Small businesses have been seeing business conditions improve, if February's National Federation of Independent Business's (NFIB) Small Business Economic Trends Survey is any indication. The survey's Business Optimism Index hit one of the highest levels in its 45Y history, second only to a slightly higher reading in 1983.
Small businesses appear to be firing on all cylinders given lower taxes and deregulation. In fact, the survey found small businesses named taxes as the very last item on their list of biggest problems.
What's more, small businesses said they were so confident in the economy and their own prospects that they were keen on expanding. The highest numbers of owners in years said they planned to increase spending on capital projects or add workers. The number which said they were seeing improved earnings was the highest since 1987.
These stats should be great news for community bankers because so many do business with small businesses. So, if small businesses are doing well, their ability to meet loan obligations should improve too, and that is good news for default rates. Further, the eagerness of small business owners to expand should provide good loan opportunities for community banks.
Competition for this business though remains high. Indeed, one of the messages of the NFIB survey is that small businesses don't seem to have any difficulties finding credit. Only 3% said loans had become "harder to get," which is around the historic low for the survey. A scant 2% said that all of their borrowing needs were not being satisfied, another historic low.
Interestingly, one thing that small business owners don't appear enthusiastic about is borrowing. This is strange given how many said they were eager to expand. Overall, at this point, the percentage of business owners who said they had no interest in borrowing is hovering around 50%. Perhaps times are so good that small business owners have plenty of capital to meet their expansion needs.

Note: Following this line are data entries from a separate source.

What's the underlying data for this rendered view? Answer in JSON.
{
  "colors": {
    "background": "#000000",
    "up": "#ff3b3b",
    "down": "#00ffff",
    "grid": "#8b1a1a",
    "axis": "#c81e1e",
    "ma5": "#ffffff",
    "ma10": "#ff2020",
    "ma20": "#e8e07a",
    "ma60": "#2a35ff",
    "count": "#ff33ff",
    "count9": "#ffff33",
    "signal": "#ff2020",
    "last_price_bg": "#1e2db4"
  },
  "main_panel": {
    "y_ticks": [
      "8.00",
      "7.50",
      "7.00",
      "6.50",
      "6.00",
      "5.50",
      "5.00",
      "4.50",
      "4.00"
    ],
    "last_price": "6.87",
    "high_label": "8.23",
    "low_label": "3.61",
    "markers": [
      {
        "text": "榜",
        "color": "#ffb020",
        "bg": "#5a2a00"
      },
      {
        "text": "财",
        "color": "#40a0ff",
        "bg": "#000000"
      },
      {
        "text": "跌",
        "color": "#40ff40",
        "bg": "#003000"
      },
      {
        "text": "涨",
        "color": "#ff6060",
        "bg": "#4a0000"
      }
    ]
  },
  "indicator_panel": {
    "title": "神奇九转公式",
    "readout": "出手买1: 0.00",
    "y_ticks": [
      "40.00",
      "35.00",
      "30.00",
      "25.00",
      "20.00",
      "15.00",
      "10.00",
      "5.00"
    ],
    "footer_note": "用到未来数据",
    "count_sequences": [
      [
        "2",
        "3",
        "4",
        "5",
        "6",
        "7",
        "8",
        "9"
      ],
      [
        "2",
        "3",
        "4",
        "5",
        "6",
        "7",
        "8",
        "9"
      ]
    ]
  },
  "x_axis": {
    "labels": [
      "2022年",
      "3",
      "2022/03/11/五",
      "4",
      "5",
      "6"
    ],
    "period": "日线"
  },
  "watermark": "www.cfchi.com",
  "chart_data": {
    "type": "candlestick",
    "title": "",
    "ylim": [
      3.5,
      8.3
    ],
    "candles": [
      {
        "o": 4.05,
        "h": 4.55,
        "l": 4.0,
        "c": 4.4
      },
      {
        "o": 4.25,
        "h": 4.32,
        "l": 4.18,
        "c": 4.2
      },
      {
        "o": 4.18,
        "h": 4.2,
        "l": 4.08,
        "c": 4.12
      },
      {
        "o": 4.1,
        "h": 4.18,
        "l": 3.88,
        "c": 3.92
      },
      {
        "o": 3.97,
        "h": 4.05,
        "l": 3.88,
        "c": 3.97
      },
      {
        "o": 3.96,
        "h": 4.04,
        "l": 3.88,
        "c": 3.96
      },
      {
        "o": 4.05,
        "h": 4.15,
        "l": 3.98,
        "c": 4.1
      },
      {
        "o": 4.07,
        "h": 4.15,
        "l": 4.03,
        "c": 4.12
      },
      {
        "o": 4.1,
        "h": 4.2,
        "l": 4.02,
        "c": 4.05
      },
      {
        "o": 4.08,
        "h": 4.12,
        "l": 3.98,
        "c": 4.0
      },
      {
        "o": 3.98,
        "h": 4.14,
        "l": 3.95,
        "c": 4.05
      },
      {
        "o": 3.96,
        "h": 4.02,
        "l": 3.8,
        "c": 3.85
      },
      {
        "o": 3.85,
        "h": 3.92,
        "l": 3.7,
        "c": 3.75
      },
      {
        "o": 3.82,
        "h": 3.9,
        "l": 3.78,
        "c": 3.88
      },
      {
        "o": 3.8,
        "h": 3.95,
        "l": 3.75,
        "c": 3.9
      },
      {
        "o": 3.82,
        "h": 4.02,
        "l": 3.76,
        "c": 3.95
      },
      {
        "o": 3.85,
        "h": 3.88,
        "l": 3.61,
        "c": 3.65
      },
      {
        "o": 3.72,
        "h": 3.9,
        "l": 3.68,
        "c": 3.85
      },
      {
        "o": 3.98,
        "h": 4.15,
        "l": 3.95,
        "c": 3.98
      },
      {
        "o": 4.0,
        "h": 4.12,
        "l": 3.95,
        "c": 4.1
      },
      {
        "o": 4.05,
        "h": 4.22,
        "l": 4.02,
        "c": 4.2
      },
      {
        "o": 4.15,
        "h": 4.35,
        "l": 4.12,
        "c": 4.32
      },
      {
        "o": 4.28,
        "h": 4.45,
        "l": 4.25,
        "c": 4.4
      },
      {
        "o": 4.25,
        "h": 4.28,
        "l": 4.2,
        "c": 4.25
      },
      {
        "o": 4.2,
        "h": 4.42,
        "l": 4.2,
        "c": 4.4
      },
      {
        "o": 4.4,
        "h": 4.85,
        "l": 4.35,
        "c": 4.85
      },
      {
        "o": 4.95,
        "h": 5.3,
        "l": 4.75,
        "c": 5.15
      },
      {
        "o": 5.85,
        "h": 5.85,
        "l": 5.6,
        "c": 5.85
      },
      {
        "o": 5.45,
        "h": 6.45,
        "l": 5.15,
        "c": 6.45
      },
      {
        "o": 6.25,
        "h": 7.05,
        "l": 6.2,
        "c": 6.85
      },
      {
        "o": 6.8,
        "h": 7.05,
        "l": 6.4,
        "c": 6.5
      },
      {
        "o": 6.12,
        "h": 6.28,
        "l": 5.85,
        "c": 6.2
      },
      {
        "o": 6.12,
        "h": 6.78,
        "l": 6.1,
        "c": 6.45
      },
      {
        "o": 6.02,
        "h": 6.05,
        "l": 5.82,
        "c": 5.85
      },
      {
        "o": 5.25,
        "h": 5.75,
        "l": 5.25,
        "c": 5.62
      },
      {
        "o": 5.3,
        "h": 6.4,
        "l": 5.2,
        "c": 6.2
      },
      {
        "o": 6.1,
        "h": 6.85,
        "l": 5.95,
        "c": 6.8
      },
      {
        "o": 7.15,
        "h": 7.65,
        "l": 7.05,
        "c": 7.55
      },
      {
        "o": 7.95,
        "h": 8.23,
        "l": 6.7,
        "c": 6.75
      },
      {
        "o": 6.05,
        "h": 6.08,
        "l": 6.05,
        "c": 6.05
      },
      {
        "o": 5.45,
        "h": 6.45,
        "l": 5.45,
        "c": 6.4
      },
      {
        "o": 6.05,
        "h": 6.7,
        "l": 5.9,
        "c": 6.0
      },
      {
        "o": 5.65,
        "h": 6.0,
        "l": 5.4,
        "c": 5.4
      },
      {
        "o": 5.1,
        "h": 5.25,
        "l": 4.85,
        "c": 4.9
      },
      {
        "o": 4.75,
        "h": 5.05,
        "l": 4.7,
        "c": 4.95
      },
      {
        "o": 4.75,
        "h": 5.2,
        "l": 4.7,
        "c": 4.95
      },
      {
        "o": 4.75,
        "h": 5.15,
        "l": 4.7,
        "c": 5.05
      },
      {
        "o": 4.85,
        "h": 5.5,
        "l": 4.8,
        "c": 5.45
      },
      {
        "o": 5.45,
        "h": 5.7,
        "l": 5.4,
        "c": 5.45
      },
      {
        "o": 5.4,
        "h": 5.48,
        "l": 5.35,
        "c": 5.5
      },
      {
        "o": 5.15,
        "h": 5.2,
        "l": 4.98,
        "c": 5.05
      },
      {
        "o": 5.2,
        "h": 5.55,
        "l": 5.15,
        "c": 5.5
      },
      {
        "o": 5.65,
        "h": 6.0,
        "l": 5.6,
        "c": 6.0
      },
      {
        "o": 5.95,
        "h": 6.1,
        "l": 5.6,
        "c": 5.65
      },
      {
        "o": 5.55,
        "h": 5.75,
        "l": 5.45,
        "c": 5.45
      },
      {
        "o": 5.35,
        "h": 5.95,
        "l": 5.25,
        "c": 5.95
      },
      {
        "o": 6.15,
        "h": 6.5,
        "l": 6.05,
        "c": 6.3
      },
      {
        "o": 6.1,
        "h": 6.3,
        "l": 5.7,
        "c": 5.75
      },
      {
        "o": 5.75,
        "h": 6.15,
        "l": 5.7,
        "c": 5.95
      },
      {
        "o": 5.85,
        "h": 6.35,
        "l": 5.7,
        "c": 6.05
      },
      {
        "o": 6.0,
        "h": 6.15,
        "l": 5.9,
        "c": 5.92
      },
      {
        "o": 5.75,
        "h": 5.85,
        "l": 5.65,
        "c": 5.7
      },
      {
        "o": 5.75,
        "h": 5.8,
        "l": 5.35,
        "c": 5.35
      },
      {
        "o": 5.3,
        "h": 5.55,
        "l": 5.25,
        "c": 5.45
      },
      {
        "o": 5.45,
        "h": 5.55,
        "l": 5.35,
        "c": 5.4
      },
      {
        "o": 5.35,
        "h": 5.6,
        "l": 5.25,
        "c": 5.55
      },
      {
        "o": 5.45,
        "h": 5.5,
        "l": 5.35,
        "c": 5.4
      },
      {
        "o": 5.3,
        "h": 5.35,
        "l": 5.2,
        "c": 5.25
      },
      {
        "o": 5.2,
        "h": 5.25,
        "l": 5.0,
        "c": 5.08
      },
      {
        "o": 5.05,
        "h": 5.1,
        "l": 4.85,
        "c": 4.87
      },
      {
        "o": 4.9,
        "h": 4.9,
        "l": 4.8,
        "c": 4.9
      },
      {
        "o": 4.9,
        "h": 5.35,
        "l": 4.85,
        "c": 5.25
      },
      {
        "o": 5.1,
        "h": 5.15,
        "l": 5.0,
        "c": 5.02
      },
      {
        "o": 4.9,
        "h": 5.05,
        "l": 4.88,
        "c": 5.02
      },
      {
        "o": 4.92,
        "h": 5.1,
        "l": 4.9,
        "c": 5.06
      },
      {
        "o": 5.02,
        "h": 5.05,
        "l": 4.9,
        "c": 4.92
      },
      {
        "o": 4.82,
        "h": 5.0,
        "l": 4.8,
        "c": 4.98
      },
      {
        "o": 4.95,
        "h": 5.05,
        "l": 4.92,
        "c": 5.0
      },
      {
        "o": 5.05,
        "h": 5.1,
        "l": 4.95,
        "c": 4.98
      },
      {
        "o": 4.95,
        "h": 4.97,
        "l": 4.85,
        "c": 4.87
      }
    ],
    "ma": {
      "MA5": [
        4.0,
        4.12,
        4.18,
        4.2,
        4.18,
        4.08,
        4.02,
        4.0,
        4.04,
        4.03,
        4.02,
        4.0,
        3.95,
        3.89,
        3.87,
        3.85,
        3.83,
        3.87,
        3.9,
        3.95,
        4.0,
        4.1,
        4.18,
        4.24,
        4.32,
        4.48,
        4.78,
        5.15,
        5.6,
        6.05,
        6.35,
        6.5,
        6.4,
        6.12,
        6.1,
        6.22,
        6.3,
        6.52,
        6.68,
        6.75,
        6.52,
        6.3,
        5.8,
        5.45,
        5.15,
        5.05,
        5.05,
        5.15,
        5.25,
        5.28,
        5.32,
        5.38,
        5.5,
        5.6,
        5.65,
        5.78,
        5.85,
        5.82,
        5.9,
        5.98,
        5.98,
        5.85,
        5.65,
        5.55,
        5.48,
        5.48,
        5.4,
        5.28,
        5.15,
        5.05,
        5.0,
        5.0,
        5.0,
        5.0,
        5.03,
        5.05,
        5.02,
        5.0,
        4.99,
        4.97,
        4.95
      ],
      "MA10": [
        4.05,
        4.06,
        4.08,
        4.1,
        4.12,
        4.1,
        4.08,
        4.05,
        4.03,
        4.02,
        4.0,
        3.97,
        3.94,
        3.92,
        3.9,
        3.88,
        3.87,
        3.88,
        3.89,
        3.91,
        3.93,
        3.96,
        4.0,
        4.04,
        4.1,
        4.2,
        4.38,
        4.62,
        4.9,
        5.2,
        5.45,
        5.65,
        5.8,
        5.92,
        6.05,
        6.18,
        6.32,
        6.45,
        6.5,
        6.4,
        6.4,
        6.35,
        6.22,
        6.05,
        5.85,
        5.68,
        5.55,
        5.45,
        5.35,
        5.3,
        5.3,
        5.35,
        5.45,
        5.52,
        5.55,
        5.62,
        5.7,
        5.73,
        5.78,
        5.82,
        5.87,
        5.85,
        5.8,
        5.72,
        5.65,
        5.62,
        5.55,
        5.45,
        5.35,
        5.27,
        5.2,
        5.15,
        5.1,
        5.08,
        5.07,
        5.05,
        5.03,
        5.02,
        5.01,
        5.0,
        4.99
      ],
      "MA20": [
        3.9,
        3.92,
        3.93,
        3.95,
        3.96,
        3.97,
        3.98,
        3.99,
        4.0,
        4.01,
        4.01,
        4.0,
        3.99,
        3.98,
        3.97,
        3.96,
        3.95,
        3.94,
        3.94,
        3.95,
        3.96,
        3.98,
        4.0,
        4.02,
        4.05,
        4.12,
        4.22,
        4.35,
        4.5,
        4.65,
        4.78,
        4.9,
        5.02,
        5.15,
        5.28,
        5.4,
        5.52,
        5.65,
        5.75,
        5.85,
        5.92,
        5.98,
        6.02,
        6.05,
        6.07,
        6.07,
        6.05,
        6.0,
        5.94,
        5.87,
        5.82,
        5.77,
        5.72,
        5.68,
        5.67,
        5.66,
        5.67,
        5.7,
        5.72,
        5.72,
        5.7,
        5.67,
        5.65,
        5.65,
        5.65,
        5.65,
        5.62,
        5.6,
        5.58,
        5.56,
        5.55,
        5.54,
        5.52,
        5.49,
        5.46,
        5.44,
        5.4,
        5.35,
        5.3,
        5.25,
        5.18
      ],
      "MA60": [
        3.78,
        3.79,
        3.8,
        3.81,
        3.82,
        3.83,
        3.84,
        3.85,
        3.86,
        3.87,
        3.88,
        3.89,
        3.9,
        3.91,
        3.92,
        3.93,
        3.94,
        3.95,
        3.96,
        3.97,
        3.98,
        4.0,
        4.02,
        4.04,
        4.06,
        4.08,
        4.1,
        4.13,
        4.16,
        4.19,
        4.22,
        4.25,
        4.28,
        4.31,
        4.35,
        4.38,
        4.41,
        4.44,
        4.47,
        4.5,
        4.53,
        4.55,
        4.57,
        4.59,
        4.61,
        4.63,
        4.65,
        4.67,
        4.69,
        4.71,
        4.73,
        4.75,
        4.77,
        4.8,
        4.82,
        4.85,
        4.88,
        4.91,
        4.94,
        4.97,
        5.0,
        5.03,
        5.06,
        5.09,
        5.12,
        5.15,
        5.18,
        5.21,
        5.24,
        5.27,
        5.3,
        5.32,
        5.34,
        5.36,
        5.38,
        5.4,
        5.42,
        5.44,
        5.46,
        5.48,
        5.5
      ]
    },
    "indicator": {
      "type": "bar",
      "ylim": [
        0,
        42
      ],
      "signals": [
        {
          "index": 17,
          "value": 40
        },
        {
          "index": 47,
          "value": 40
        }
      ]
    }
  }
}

There is a window of opportunity though for community banks. Perhaps some of these small business owners are being too conservative in their expansion goals. As such, this may be one of those times when it pays to assertively recruit small business customers and advise them of the ways that your bank can help with their goals.
Of course, expanding the relationship of your current business customers, by adding products or services, is yet another easy way to tap into small business optimism as well.
Our best to you in capturing small business customers during this time of optimism, and we suggest you move fast. If not, you just might blink and miss a golden opportunity!